Призрак просачивался через все материальные предметы, живые и неживые, воспринимая их как тени. Осязание у него практически отсутствовало, обоняние и вкус также, зато видел и слышал он прекрасно. Даже лучше, чем в последние годы жизни. Дыхание потеряло своё значение полностью (потом оказалось, что и питание). Взвесить призрачную субстанцию не представлялось возможным – сквозь весы она проскакивала, как и через остальные предметы, не оказывая никакого давления. Живые организмы, то есть в данном случае сотрудники, при «погружении» в неё не испытывали ни потустороннего страха, ни могильного холода. Разошедшийся профессор потребовал, чтобы его немедленно подвергли электромагнитному воздействию (непонятно зачем, «просто результат увидеть»), но тут мы воспротивились из страха потерять его окончательно и нанести непоправимый удар здоровью Евгении Васильевны, которой и без того досталось. Этот аргумент подействовал, Сомов угомонился, и наша ошалевшая компания отправилась сдаваться директору.
По настоянию призрака процессия двигалась демонстративно, у всех на виду. Скрывать своё посмертное существование он не счёл нужным ни при каких обстоятельствах и решил сразу же поставить начальство в безвыходное положение.
И у него получилось.
А чем можно возразить призраку, которого ни ухватить, ни выгнать? Грозящемуся, в случае непризнания его живым, объявиться в редакциях всех газет и в кабинетах всех возможных учреждений, включая личную приёмную президента, где обличить руководство в косности и замалчивании научного открытия?
Надо отдать профессору должное, наши «туловища» он также прикрыл со всех сторон. От репрессий участники эксперимента были избавлены, а результаты опыта официально зафиксированы.
Тело похоронили без торжеств и церемоний.
После бурного обсуждения условий дальнейшей «посмертной жизни» наш профессор вернулся в отдел, завис над своим рабочим столом (где теперь сидел я) и несколько дней что-то обдумывал. Раздумья прерывались визитами репортёров от совершенно сумасшедшего количества разноцветных изданий и телеканалов, которые донимали и его, как непосредственный объект эксперимента, и меня, в качестве участника и руководителя. Сомов показывался всем, хоть и не без раздражения, позировал для фото и видео, отвечал на вопросы. После пятидесятого за неделю интервью я позорно сбежал и заперся в лаборатории, куда через час явился всепроникающий призрак.

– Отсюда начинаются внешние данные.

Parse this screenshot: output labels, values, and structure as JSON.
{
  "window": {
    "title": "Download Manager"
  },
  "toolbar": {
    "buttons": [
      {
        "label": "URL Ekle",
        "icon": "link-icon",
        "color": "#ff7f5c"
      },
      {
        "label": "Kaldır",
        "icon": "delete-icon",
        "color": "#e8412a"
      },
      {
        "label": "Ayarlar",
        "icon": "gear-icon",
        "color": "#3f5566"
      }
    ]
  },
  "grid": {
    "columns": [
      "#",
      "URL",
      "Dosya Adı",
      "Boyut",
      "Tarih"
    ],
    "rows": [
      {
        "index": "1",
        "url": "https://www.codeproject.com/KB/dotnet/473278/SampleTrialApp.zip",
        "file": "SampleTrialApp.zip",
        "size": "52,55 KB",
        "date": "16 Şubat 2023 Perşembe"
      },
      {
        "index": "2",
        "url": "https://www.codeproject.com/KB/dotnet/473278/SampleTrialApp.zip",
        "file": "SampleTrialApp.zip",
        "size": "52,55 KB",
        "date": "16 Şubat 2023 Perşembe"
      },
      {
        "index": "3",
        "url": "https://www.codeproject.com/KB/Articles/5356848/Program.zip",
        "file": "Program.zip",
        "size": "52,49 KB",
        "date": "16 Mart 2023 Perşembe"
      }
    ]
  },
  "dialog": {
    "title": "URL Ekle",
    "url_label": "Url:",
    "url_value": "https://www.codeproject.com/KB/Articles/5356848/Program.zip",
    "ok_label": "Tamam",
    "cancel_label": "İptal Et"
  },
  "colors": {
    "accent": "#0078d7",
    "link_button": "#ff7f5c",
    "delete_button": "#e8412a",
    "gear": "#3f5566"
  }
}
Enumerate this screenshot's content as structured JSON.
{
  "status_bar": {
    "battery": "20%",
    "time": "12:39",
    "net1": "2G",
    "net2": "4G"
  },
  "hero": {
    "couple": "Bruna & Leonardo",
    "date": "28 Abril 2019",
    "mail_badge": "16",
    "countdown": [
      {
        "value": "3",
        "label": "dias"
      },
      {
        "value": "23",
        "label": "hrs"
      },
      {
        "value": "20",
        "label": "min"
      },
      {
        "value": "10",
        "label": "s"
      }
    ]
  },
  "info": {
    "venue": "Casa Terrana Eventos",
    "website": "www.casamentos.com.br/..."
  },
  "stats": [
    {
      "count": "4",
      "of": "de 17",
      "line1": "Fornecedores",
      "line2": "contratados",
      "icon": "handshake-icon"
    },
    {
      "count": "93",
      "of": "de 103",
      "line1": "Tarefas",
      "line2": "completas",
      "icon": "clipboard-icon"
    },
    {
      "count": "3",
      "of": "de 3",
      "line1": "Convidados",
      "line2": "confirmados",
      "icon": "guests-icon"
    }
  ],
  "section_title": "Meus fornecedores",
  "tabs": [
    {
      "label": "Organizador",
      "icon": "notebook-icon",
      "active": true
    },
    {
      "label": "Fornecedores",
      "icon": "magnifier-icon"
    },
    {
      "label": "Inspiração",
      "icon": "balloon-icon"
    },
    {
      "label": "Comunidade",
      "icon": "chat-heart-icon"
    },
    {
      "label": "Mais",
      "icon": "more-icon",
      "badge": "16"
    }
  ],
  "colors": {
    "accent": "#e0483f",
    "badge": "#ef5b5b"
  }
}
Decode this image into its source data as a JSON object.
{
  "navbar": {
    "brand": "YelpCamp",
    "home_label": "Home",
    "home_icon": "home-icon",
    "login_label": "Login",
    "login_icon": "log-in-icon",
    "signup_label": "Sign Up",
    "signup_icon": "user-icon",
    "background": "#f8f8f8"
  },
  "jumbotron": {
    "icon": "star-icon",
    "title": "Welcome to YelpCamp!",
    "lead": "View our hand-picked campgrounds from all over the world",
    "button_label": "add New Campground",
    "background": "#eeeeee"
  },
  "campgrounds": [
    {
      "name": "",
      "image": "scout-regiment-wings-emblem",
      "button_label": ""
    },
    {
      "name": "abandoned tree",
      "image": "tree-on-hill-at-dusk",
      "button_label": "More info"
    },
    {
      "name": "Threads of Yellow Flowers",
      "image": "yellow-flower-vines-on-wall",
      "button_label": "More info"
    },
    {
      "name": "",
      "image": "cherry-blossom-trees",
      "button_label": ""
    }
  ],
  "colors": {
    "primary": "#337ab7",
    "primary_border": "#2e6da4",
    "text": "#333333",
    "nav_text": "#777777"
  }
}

– Вот что, – распорядился он, – установку и приборы чините побыстрее. И попроси кого-то из лаборантов помочь мне информацию собрать. Я ведь теперь не могу ни страницы листать, ни на компьютере работать!
Отказать ему я не мог, потому что сам подал идею об изучении ранее неизвестного состояния. Хотя и чувствовал, что всё это не к добру.
Приставил я к Сомову Леночку, которая его боготворила и всё предшествующее событию время прорыдала. Естественно, именно она и помогла ему провернуть последующую грандиозную операцию, тщательно продуманную и разработанную.